|  | Philip K. Dick, escritor norte-americano, 
		nascido em 1928 e falecido em 1982, é um dos autores mais importantes do 
		chamado pós-modernismo, tendo vindo nos últimos anos a ter um 
		reconhecimento crítico e académico que não possuiu em vida, e que é 
		exemplificado da melhor maneira através das recentes reedições das suas 
		obras, como na coleção da influente e canónica
		Library of America, que já dedicou dois dos seus volumes aos livros 
		mais importantes de Dick, tais como “Do 
		Androids Dream of Electric Sheep?", traduzido em Portugal como “Blade 
		Runner – Perigo Iminente” e adaptado ao cinema na obra-prima de 
		Ridley Scott, “Ubik”, “Os Três Estigmas de Palmer Eldritch”, “Flow 
		My Tears, the Policeman Said/Vazio Infinito”, “O 
		Homem do Castelo Alto”, “A 
		Scanner Darkly”, traduzido e filmado como “O 
		Homem Duplo”, por Richard Linklater, etc.

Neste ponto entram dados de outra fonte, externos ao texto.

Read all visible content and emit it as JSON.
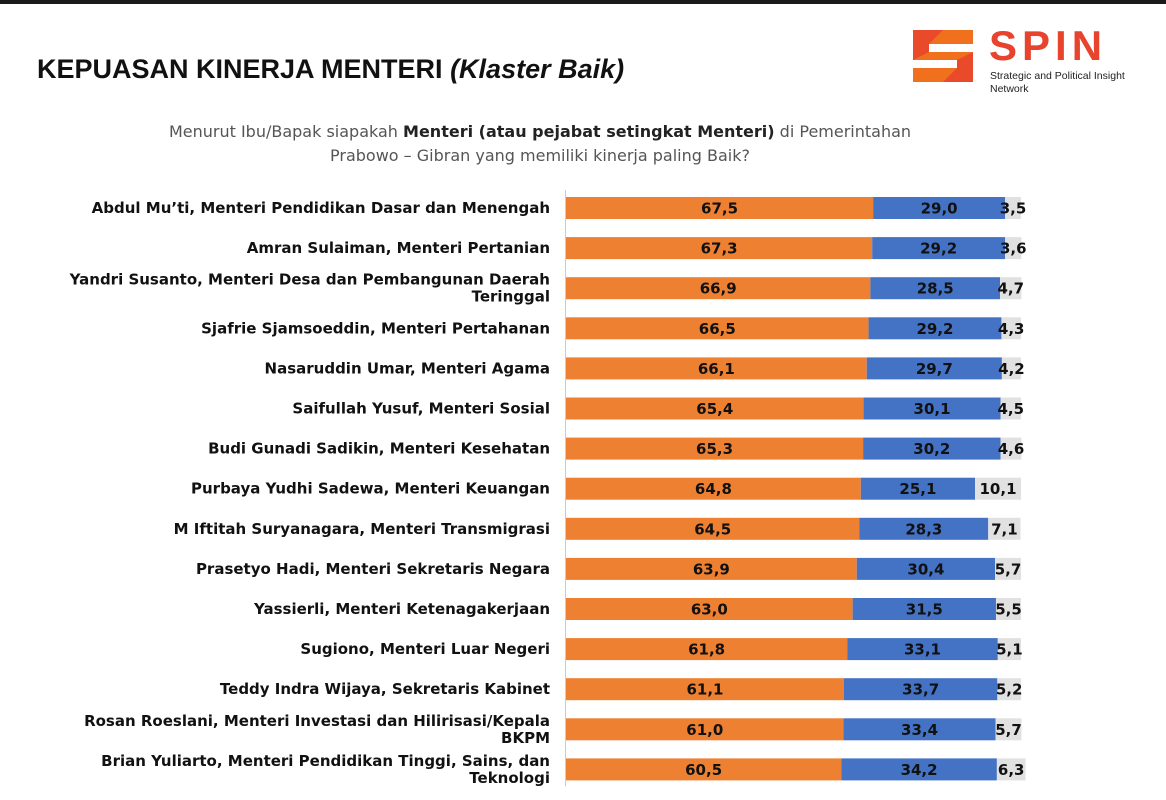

Curiosamente, para um escritor que no início da 
		sua carreira teve de escrever centenas de contos e dezenas de romances 
		para pagar as contas e as pensões de alimentos das suas ex-mulheres, a 
		sua obra tem sido “minada” pela máquina de Hollywood (além dos filmes já 
		mencionados, destacam-se “Total 
		Recall/Desafio Total”, de Paul Verhoeven, “Relatório Minoritário”, de Steven Spielberg, “Screamers - Gritos Mortais”, “Impostor”, 
		“Next - Sem Alternativa”, “Paycheck/Pago 
		para Esquecer”, “The 
		Adjustment Bureau/Agentes do Destino”), que geralmente aproveita 
		apenas as suas ideias gerais, os seus conceitos extremamente originais, 
		mas deixa de fora o intenso questionar da noção de realidade, do que 
		significa ser humano, e também a forte empatia com as suas personagens, 
		geralmente trabalhadores e pessoas comuns, mas que têm a coragem de 
		questionar o que se passa à sua volta.   

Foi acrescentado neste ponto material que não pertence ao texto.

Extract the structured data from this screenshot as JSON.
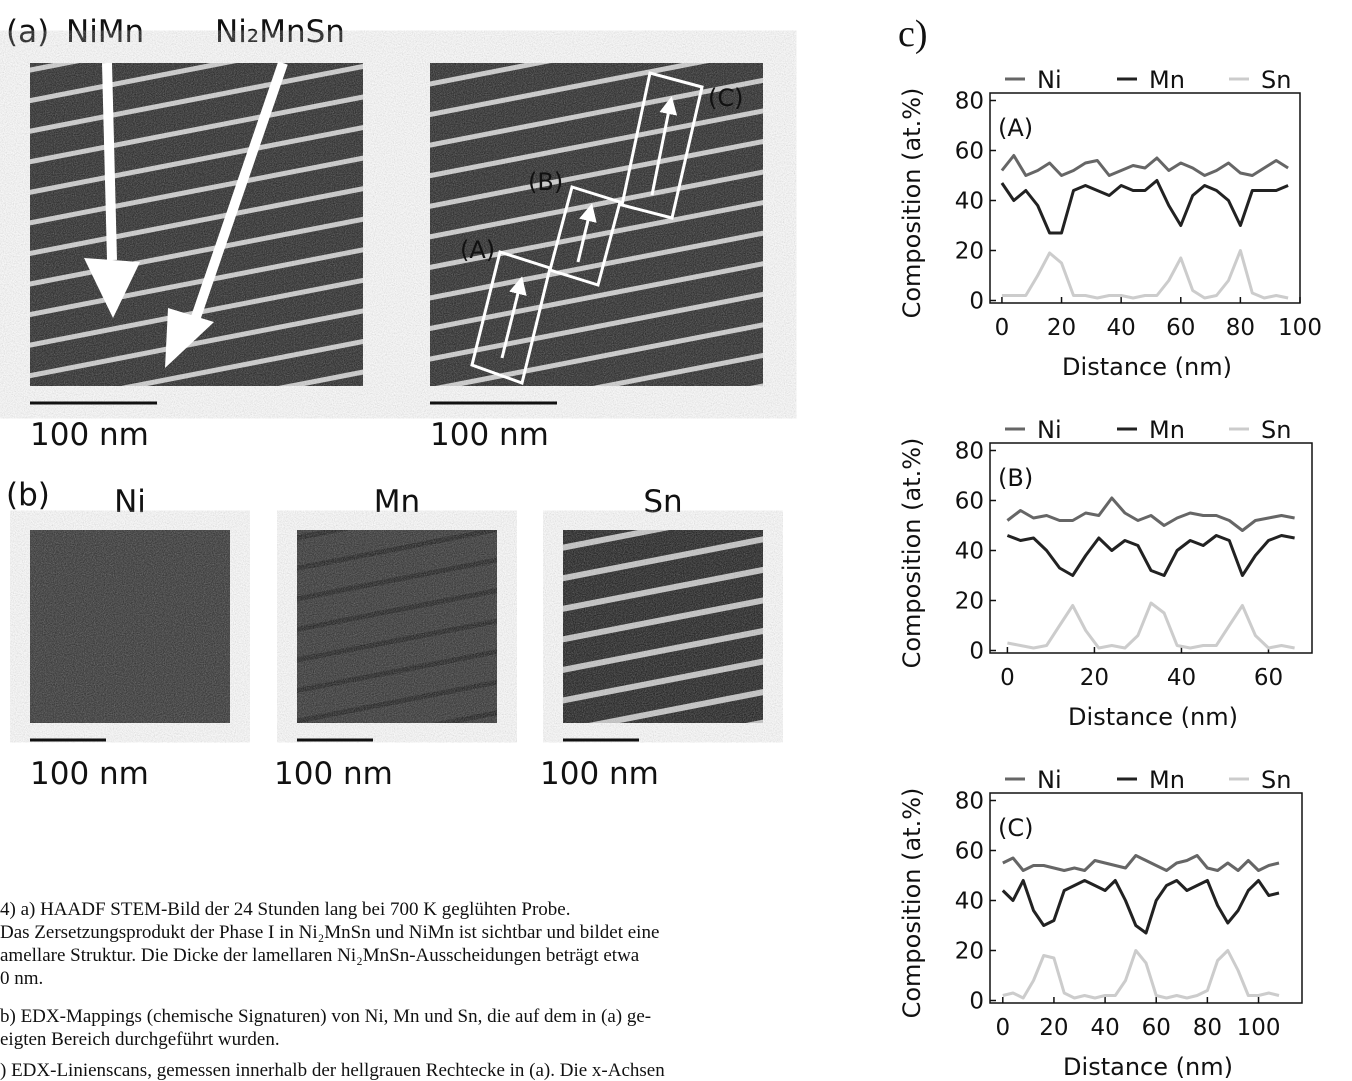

		Um escritor visionário e a sua visão da 
		realidade O tema deste 
		trabalho, e que demonstra o porquê do pós-modernismo e dos escritores 
		atuais, e não apenas os de Ficção Científica, usarem e aproveitarem os 
		conceitos centrais da obra de Dick, cada vez mais atual, é o de 
		compreender o que é a nossa Realidade, percebida como tal pelos nossos 
		sentidos, e o que poderá ser um mundo que não é mais que um simulacro, 
		uma simulação, virtual ou provocada pelos sentidos, ou através de 
		fenómenos que não são facilmente explicáveis:  “Talvez cada ser 
		humano viva num mundo único, um mundo privado, diferente daqueles 
		habitados e experimentados por todos os humanos… Se a realidade difere 
		de pessoa para pessoa, podemos falar de uma realidade singular, ou 
		deveríamos pelo contrário falar de realidades plurais? E se há 
		realidades plurais, haverá algumas mais verdadeiras (mais reais) do que 
		as outras?” (Akgiray, 2004: 6).  Andrew M. Butler, 
		na sua obra sobre Dick, descreve um episódio ocorrido com o escritor, e 
		que todos já experimentámos, uma ou outra vez na vida:  “Entro na cozinha 
		para pôr a chaleira ao lume. É de noite, por isso tento alcançar o 
		interruptor de luz, à minha esquerda. Tacteio a parede um bocado, mas 
		ainda assim, não o consigo encontrar. Olho com mais atenção a parede, e 
		nada. De repente, apercebo-me que o interruptor está no outro lado da 
		porta, sempre esteve do outro lado, embora me consiga lembrar, com toda 
		a certeza, que houve uma altura em que o interruptor não estava nesse 
		lado da parede…” (2000:7).  O título do 
		capítulo inicial do livro de Butler é indicativo desta faceta da obra de 
		Philip K. Dick: Para Além do Véu. Na sua obra, e para as suas 
		personagens, a realidade está sempre sujeita a revisão. Dick é o poeta 
		laureado das falsas memórias e das falsas experiências. Várias vezes, as 
		suas personagens consomem drogas alucinogénias que os levam até uma 
		realidade diferente, a estranhos lugares, e no final do livro, o leitor 
		nunca está certo de que as personagens voltaram à “sua” realidade. De 
		facto, nem as próprias personagens sabem em que realidade estão. Ou 
		então, as personagens de Dick vivem num mundo perfeito, com vidas 
		perfeitas, apenas para se aperceberem, num golpe do destino, que essa 
		realidade é uma ilusão, que o mundo é um palco e que as pessoas nele são 
		meramente fragmentos da imaginação, como escreveu Shakespeare. Mas Philip K. Dick 
		está também interessado na natureza da nossa definição de Realidade. 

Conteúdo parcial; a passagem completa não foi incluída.